In the third month of his absence, his sister Ursula came over for dresses, millinery and truly aristocratic society. She had little time for him, or he for her, but they happened to lunch alone about a week after his arrival.
"You're looking cross and unhappy," said she. "What's the matter? Business?"
"No—everything's going well."
"Same thing that's troubling Dorothy, then?"
"Is Dorothy ill?" inquired he, suddenly as alert as he had been absent. "She hasn't let me know anything about it."
"Ill? Of course not," reassured Ursula. "She's never ill. But—I've not anywhere or ever seen two people as crazy about each other as you and she."
"Really?" Norman had relapsed into interest in what he was eating.

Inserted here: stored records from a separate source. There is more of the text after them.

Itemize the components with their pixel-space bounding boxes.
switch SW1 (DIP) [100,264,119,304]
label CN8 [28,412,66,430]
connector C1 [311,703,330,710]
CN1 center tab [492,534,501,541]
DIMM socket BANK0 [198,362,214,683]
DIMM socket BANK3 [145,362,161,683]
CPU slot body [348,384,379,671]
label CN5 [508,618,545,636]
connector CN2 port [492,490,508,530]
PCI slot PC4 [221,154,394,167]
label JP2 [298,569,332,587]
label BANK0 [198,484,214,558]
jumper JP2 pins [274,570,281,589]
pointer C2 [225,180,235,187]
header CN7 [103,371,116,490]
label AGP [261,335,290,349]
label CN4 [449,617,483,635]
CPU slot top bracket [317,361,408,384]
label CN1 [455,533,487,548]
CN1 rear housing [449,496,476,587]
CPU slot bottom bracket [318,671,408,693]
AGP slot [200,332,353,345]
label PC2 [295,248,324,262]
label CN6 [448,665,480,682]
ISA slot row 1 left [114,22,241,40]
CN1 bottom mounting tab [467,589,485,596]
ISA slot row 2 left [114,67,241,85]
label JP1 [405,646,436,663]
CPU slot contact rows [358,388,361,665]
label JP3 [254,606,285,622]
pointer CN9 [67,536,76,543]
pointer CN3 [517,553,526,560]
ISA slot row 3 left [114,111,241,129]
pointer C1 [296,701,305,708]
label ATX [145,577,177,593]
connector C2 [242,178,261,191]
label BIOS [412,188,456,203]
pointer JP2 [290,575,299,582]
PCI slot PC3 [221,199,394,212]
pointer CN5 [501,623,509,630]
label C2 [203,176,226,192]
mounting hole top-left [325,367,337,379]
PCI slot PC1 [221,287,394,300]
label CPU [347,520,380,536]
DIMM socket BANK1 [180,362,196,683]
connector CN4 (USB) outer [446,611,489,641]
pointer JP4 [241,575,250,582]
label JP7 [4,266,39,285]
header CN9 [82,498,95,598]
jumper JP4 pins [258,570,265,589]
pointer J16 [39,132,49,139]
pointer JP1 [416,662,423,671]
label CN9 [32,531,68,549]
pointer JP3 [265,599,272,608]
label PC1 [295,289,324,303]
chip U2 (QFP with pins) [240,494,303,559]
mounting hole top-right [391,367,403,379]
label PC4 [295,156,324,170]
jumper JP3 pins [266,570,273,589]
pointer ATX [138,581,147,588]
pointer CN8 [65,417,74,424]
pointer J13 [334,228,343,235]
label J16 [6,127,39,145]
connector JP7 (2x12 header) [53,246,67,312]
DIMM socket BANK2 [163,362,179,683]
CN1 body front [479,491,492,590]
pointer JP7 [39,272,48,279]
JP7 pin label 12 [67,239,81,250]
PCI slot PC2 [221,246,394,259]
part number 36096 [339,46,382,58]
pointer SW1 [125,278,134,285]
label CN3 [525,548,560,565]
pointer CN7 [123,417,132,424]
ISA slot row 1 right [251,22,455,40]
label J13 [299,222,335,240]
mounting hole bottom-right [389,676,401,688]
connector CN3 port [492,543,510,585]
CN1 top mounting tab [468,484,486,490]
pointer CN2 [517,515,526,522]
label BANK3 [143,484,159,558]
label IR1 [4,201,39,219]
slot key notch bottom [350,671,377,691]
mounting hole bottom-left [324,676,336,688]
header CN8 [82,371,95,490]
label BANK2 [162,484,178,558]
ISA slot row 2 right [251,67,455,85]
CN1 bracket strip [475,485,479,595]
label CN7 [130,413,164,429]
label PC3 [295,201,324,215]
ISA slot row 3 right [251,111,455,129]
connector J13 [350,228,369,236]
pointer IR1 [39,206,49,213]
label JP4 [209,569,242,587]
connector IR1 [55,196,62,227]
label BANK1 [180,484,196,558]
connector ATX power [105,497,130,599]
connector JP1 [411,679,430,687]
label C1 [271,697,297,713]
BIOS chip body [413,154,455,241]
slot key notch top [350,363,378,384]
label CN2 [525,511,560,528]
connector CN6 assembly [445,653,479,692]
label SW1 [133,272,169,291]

"You live all alone down there in the country. You treat anyone who comes to see you as intruder. And as soon as darling husband goes away, darling wife wanders about like a damned soul. Honestly, it gave me the blues to look at her eyes. And I used to think she cared more about the baby than about you."
"She's probably worried about something else," said Norman. "More salad? No? There's no dessert—at least I've ordered none. But if you'd like some strawberries——"
"I thought of that," replied Ursula, not to be deflected. "I mean of her being upset about something beside you. I'm slow to suspect anyone of really caring about any one else. But, although she didn't confess, I soon saw that it was your absence. And she wasn't putting on for my benefit, either. My maid hears the same thing from all the servants."
"This is pleasant," said Norman in his mocking good-humored way.
"And you're in the same state," she charged with laughing but sympathetic eyes. "Why, Fred, you're as madly in love with her as ever."
"I wonder," said he reflectively.
"Why didn't you bring her with you?"
He stared at his sister like a man who has just discovered that he, with incredible stupidity, had overlooked the obvious. "I didn't think I'd be away long," evaded he.
He saw Ursula off for the Continent, half promised to join her in a few weeks at Aix. A day or so after her departure he had a violent fit of blues, was haunted by a vision of the baby and the comfortable, peaceful house on Long Island. He had expected to stay about two months longer. "I'm sick of England and of hotels," he said, and closed up his business and sailed the following week.
* * * * *
She and the baby were at the pier to meet him. He looked for signs of the mourning Ursula had described, but he looked in vain. Never had he seen her lovelier, or so sparkling. And how she did talk!—rattling on and on, with those interesting commonplaces of domestic event—the baby, the household, the garden, the baby—the horses, the dogs, the baby—the servants, her new dresses, the baby—and so on, and so on—and the baby.
But when they got into the motor at Hempstead station for the drive home, silence fell upon her—he had been almost silent from the start of the little journey. As the motor swung into the grounds, looking their most beautiful for his homecoming, an enormous wave of pure delight began to surge up in him, to swell, to rush, to break, dashing its spray of tears into his eyes. He turned his head away to hide the too obvious display of feeling. They went into the house, he carrying the baby. He gave it to the nurse—and he and she were alone.
"It certainly is good to be home again," he said.
The words were the tamest commonplace. We always speak in the old stereotyped commonplaces when we speak directly from the heart. His tone made her glance quickly at him.
"Why, I believe you are glad," said she.
He took her hand. They looked at each other. Suddenly she flung herself wildly into his arms and clung to him in an agony of joy and fear. "Oh, I missed you so!" she sobbed. "I missed you so!"
"It was frightful," said he. "It shall never happen again."